Writer-director Nikyatu Jusu took some of the inspiration for her film “Nanny” from her family’s own journey from Sierra Leone to the United States: “My mother’s a brilliant woman who’s highly educated. But oftentimes when you come to America, you end up taking jobs that are well below your educational level and well below your aspirations to survive.” Watch our exclusive video interview with Jusu above.
Indeed, survival is key for the film’s title character, Aisha (played by Anna Diop). She’s a Senegalese immigrant desperately trying to make enough money to move her son to the United States with her. In doing so, she takes a job as a nanny for an affluent white family, but her will to survive isn’t just economic. She is also visited by the spirits of Anansi the spider and Mami Wata, two African spirits who afflict her with disturbing visions.

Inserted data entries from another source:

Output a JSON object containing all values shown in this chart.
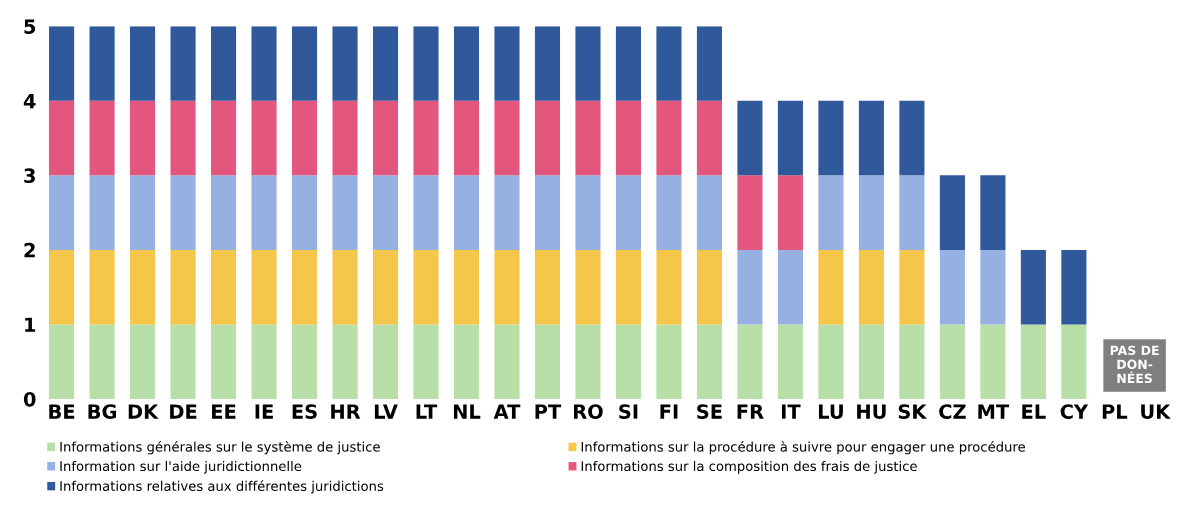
{
  "chart_data": {
    "type": "bar",
    "stacked": true,
    "categories": [
      "BE",
      "BG",
      "DK",
      "DE",
      "EE",
      "IE",
      "ES",
      "HR",
      "LV",
      "LT",
      "NL",
      "AT",
      "PT",
      "RO",
      "SI",
      "FI",
      "SE",
      "FR",
      "IT",
      "LU",
      "HU",
      "SK",
      "CZ",
      "MT",
      "EL",
      "CY",
      "PL",
      "UK"
    ],
    "series": [
      {
        "name": "Informations générales sur le système de justice",
        "color": "#b8dfa8",
        "values": [
          1,
          1,
          1,
          1,
          1,
          1,
          1,
          1,
          1,
          1,
          1,
          1,
          1,
          1,
          1,
          1,
          1,
          1,
          1,
          1,
          1,
          1,
          1,
          1,
          1,
          1,
          null,
          null
        ]
      },
      {
        "name": "Informations sur la procédure à suivre pour engager une procédure",
        "color": "#f4c64a",
        "values": [
          1,
          1,
          1,
          1,
          1,
          1,
          1,
          1,
          1,
          1,
          1,
          1,
          1,
          1,
          1,
          1,
          1,
          0,
          0,
          1,
          1,
          1,
          0,
          0,
          0,
          0,
          null,
          null
        ]
      },
      {
        "name": "Information sur l'aide juridictionnelle",
        "color": "#97b0e2",
        "values": [
          1,
          1,
          1,
          1,
          1,
          1,
          1,
          1,
          1,
          1,
          1,
          1,
          1,
          1,
          1,
          1,
          1,
          1,
          1,
          1,
          1,
          1,
          1,
          1,
          0,
          0,
          null,
          null
        ]
      },
      {
        "name": "Informations sur la composition des frais de justice",
        "color": "#e3567e",
        "values": [
          1,
          1,
          1,
          1,
          1,
          1,
          1,
          1,
          1,
          1,
          1,
          1,
          1,
          1,
          1,
          1,
          1,
          1,
          1,
          0,
          0,
          0,
          0,
          0,
          0,
          0,
          null,
          null
        ]
      },
      {
        "name": "Informations relatives aux différentes juridictions",
        "color": "#30599c",
        "values": [
          1,
          1,
          1,
          1,
          1,
          1,
          1,
          1,
          1,
          1,
          1,
          1,
          1,
          1,
          1,
          1,
          1,
          1,
          1,
          1,
          1,
          1,
          1,
          1,
          1,
          1,
          null,
          null
        ]
      }
    ],
    "ylim": [
      0,
      5
    ],
    "yticks": [
      0,
      1,
      2,
      3,
      4,
      5
    ],
    "grid": false,
    "legend": "bottom",
    "annotations": [
      "PAS DE\nDON-\nNÉES"
    ]
  }
}
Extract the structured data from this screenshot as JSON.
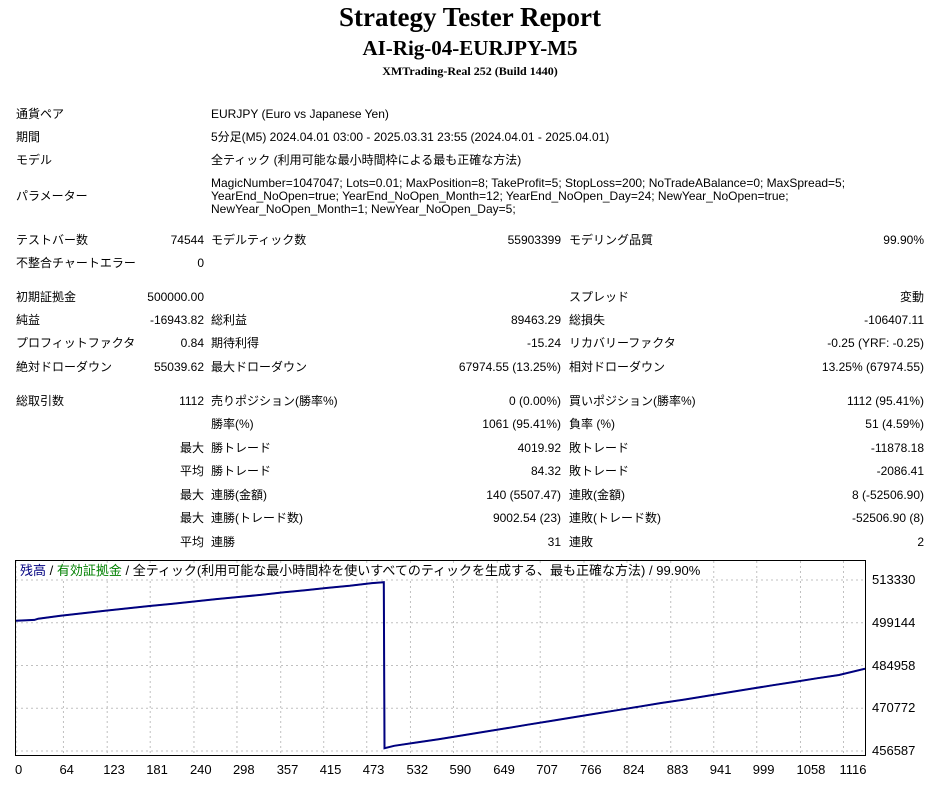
{
  "report": {
    "title": "Strategy Tester Report",
    "subtitle": "AI-Rig-04-EURJPY-M5",
    "server": "XMTrading-Real 252 (Build 1440)"
  },
  "info": {
    "symbol_label": "通貨ペア",
    "symbol_value": "EURJPY (Euro vs Japanese Yen)",
    "period_label": "期間",
    "period_value": "5分足(M5) 2024.04.01 03:00 - 2025.03.31 23:55 (2024.04.01 - 2025.04.01)",
    "model_label": "モデル",
    "model_value": "全ティック (利用可能な最小時間枠による最も正確な方法)",
    "params_label": "パラメーター",
    "params_lines": [
      "MagicNumber=1047047; Lots=0.01; MaxPosition=8; TakeProfit=5; StopLoss=200; NoTradeABalance=0; MaxSpread=5;",
      "YearEnd_NoOpen=true; YearEnd_NoOpen_Month=12; YearEnd_NoOpen_Day=24; NewYear_NoOpen=true;",
      "NewYear_NoOpen_Month=1; NewYear_NoOpen_Day=5;"
    ]
  },
  "stats": {
    "bars_label": "テストバー数",
    "bars_value": "74544",
    "ticks_label": "モデルティック数",
    "ticks_value": "55903399",
    "quality_label": "モデリング品質",
    "quality_value": "99.90%",
    "mismatch_label": "不整合チャートエラー",
    "mismatch_value": "0",
    "deposit_label": "初期証拠金",
    "deposit_value": "500000.00",
    "spread_label": "スプレッド",
    "spread_value": "変動",
    "net_label": "純益",
    "net_value": "-16943.82",
    "gross_profit_label": "総利益",
    "gross_profit_value": "89463.29",
    "gross_loss_label": "総損失",
    "gross_loss_value": "-106407.11",
    "pf_label": "プロフィットファクタ",
    "pf_value": "0.84",
    "expected_label": "期待利得",
    "expected_value": "-15.24",
    "recovery_label": "リカバリーファクタ",
    "recovery_value": "-0.25 (YRF: -0.25)",
    "abs_dd_label": "絶対ドローダウン",
    "abs_dd_value": "55039.62",
    "max_dd_label": "最大ドローダウン",
    "max_dd_value": "67974.55 (13.25%)",
    "rel_dd_label": "相対ドローダウン",
    "rel_dd_value": "13.25% (67974.55)",
    "trades_label": "総取引数",
    "trades_value": "1112",
    "short_label": "売りポジション(勝率%)",
    "short_value": "0 (0.00%)",
    "long_label": "買いポジション(勝率%)",
    "long_value": "1112 (95.41%)",
    "win_rate_label": "勝率(%)",
    "win_rate_value": "1061 (95.41%)",
    "loss_rate_label": "負率 (%)",
    "loss_rate_value": "51 (4.59%)",
    "max_prefix": "最大",
    "avg_prefix": "平均",
    "max_win_label": "勝トレード",
    "max_win_value": "4019.92",
    "max_loss_label": "敗トレード",
    "max_loss_value": "-11878.18",
    "avg_win_label": "勝トレード",
    "avg_win_value": "84.32",
    "avg_loss_label": "敗トレード",
    "avg_loss_value": "-2086.41",
    "max_cons_win_amt_label": "連勝(金額)",
    "max_cons_win_amt_value": "140 (5507.47)",
    "max_cons_loss_amt_label": "連敗(金額)",
    "max_cons_loss_amt_value": "8 (-52506.90)",
    "max_cons_win_cnt_label": "連勝(トレード数)",
    "max_cons_win_cnt_value": "9002.54 (23)",
    "max_cons_loss_cnt_label": "連敗(トレード数)",
    "max_cons_loss_cnt_value": "-52506.90 (8)",
    "avg_cons_win_label": "連勝",
    "avg_cons_win_value": "31",
    "avg_cons_loss_label": "連敗",
    "avg_cons_loss_value": "2"
  },
  "chart_legend": {
    "balance": "残高",
    "sep1": " / ",
    "equity": "有効証拠金",
    "rest": " / 全ティック(利用可能な最小時間枠を使いすべてのティックを生成する、最も正確な方法) / 99.90%"
  },
  "colors": {
    "balance": "#000080",
    "equity": "#008000",
    "grid": "#c0c0c0"
  },
  "chart_data": {
    "type": "line",
    "xlabel": "",
    "ylabel": "",
    "x_ticks": [
      "0",
      "64",
      "123",
      "181",
      "240",
      "298",
      "357",
      "415",
      "473",
      "532",
      "590",
      "649",
      "707",
      "766",
      "824",
      "883",
      "941",
      "999",
      "1058",
      "1116"
    ],
    "y_ticks": [
      "513330",
      "499144",
      "484958",
      "470772",
      "456587"
    ],
    "ylim": [
      456587,
      513330
    ],
    "xlim": [
      0,
      1145
    ],
    "grid": true,
    "series": [
      {
        "name": "残高",
        "x": [
          0,
          25,
          30,
          60,
          90,
          120,
          150,
          180,
          210,
          240,
          270,
          300,
          330,
          360,
          390,
          420,
          450,
          480,
          496,
          497,
          510,
          540,
          570,
          600,
          630,
          660,
          690,
          720,
          750,
          780,
          810,
          840,
          870,
          900,
          930,
          960,
          990,
          1020,
          1050,
          1080,
          1110,
          1145
        ],
        "y": [
          499800,
          500100,
          500500,
          501500,
          502300,
          503100,
          503900,
          504700,
          505400,
          506200,
          507000,
          507700,
          508400,
          509200,
          509900,
          510700,
          511400,
          512300,
          512600,
          457500,
          458300,
          459400,
          460500,
          461700,
          462900,
          464100,
          465300,
          466500,
          467700,
          468900,
          470100,
          471300,
          472500,
          473600,
          474800,
          476000,
          477200,
          478400,
          479500,
          480700,
          481800,
          483900
        ]
      },
      {
        "name": "有効証拠金",
        "x": [
          0,
          25,
          30,
          60,
          90,
          120,
          150,
          180,
          210,
          240,
          270,
          300,
          330,
          360,
          390,
          420,
          450,
          480,
          496,
          497,
          510,
          540,
          570,
          600,
          630,
          660,
          690,
          720,
          750,
          780,
          810,
          840,
          870,
          900,
          930,
          960,
          990,
          1020,
          1050,
          1080,
          1110,
          1145
        ],
        "y": [
          499800,
          500100,
          500500,
          501500,
          502300,
          503100,
          503900,
          504700,
          505400,
          506200,
          507000,
          507700,
          508400,
          509200,
          509900,
          510700,
          511400,
          512300,
          512600,
          457500,
          458300,
          459400,
          460500,
          461700,
          462900,
          464100,
          465300,
          466500,
          467700,
          468900,
          470100,
          471300,
          472500,
          473600,
          474800,
          476000,
          477200,
          478400,
          479500,
          480700,
          481800,
          483900
        ]
      }
    ]
  }
}
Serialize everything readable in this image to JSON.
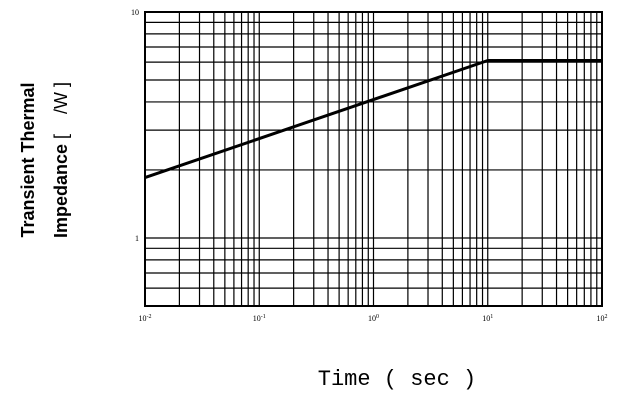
{
  "chart_data": {
    "type": "line",
    "title": "",
    "xlabel": "Time ( sec )",
    "ylabel_line1": "Transient Thermal",
    "ylabel_line2_bold": "Impedance",
    "ylabel_line2_rest": " [    /W ]",
    "x_scale": "log",
    "y_scale": "log",
    "xlim": [
      0.01,
      100
    ],
    "ylim": [
      0.5,
      10
    ],
    "x_ticks": [
      {
        "value": 0.01,
        "base": "10",
        "exp": "-2"
      },
      {
        "value": 0.1,
        "base": "10",
        "exp": "-1"
      },
      {
        "value": 1,
        "base": "10",
        "exp": "0"
      },
      {
        "value": 10,
        "base": "10",
        "exp": "1"
      },
      {
        "value": 100,
        "base": "10",
        "exp": "2"
      }
    ],
    "y_ticks": [
      {
        "value": 1,
        "label": "1"
      },
      {
        "value": 10,
        "label": "10"
      }
    ],
    "grid": true,
    "series": [
      {
        "x": [
          0.01,
          10,
          100
        ],
        "y": [
          1.85,
          6.1,
          6.1
        ]
      }
    ]
  }
}
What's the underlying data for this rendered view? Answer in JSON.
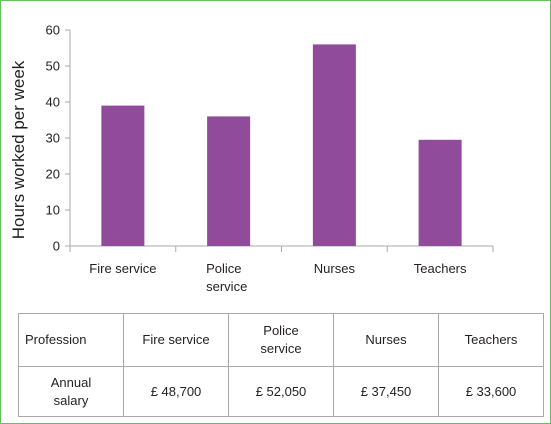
{
  "chart_data": {
    "type": "bar",
    "categories": [
      "Fire service",
      "Police\nservice",
      "Nurses",
      "Teachers"
    ],
    "values": [
      39,
      36,
      56,
      29.5
    ],
    "title": "",
    "xlabel": "",
    "ylabel": "Hours worked per week",
    "ylim": [
      0,
      60
    ],
    "yticks": [
      0,
      10,
      20,
      30,
      40,
      50,
      60
    ],
    "grid": false,
    "bar_color": "#904b9b"
  },
  "table": {
    "header": [
      "Profession",
      "Fire service",
      "Police\nservice",
      "Nurses",
      "Teachers"
    ],
    "row": [
      "Annual\nsalary",
      "£ 48,700",
      "£ 52,050",
      "£ 37,450",
      "£ 33,600"
    ]
  },
  "colors": {
    "frame_border": "#63c25c",
    "axis": "#a7a9ac"
  }
}
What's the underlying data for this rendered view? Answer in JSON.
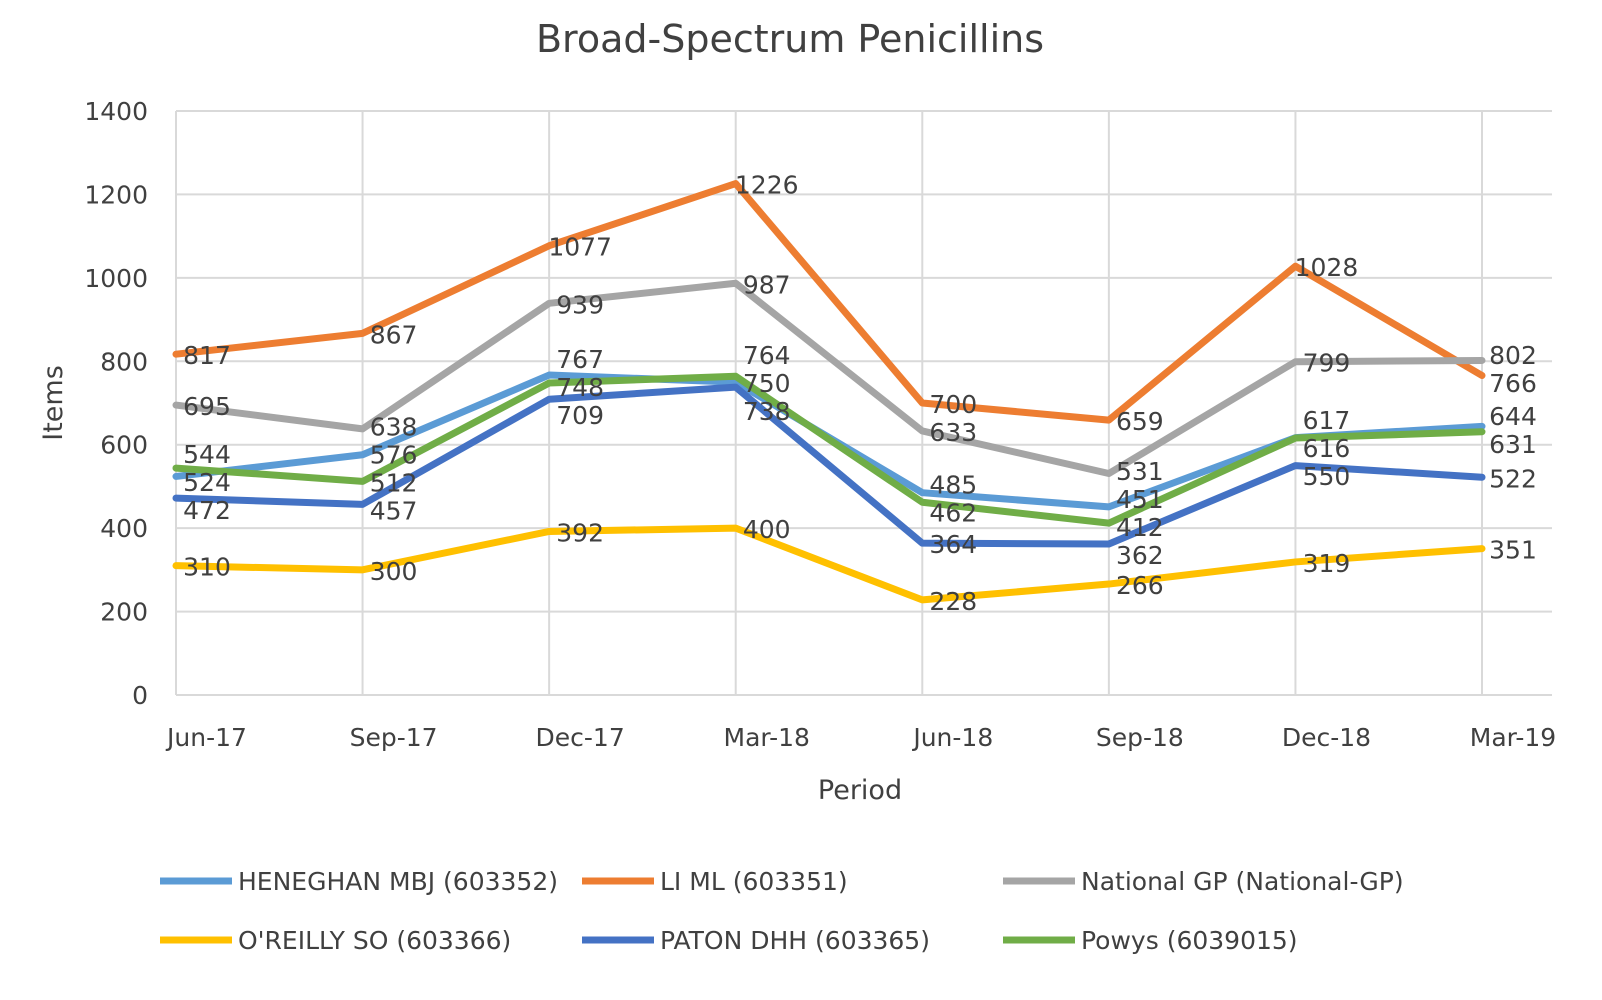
{
  "chart_data": {
    "type": "line",
    "title": "Broad-Spectrum Penicillins",
    "xlabel": "Period",
    "ylabel": "Items",
    "ylim": [
      0,
      1400
    ],
    "yticks": [
      0,
      200,
      400,
      600,
      800,
      1000,
      1200,
      1400
    ],
    "grid": true,
    "legend_placement": "bottom",
    "categories": [
      "Jun-17",
      "Sep-17",
      "Dec-17",
      "Mar-18",
      "Jun-18",
      "Sep-18",
      "Dec-18",
      "Mar-19"
    ],
    "series": [
      {
        "name": "HENEGHAN MBJ (603352)",
        "color": "#5B9BD5",
        "values": [
          524,
          576,
          767,
          750,
          485,
          451,
          617,
          644
        ]
      },
      {
        "name": "LI ML (603351)",
        "color": "#ED7D31",
        "values": [
          817,
          867,
          1077,
          1226,
          700,
          659,
          1028,
          766
        ]
      },
      {
        "name": "National GP (National-GP)",
        "color": "#A5A5A5",
        "values": [
          695,
          638,
          939,
          987,
          633,
          531,
          799,
          802
        ]
      },
      {
        "name": "O'REILLY SO (603366)",
        "color": "#FFC000",
        "values": [
          310,
          300,
          392,
          400,
          228,
          266,
          319,
          351
        ]
      },
      {
        "name": "PATON DHH (603365)",
        "color": "#4472C4",
        "values": [
          472,
          457,
          709,
          738,
          364,
          362,
          550,
          522
        ]
      },
      {
        "name": "Powys (6039015)",
        "color": "#70AD47",
        "values": [
          544,
          512,
          748,
          764,
          462,
          412,
          616,
          631
        ]
      }
    ]
  }
}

“I knew I didn’t want to tell a straightforward drama about an African nanny. I knew I wanted mystical and fantastical and horrific elements in pursuit of the American dream,” Jusu explains. By introducing the elements of folklore, “the creatures and the supernatural and the spiritual become an external manifestation of the character’s internal journey.”
As audiences watch the film embark on Aisha’s journey, Justu hopes “that people see the human beings around them with clear eyes, if they happen to be privileged. I hope that people who don’t typically see themselves reflected on the screen feel seen and heard.” Because the ability to tell unique people’s stories is the reason “that motion picture has the potential to be an empathy machine.”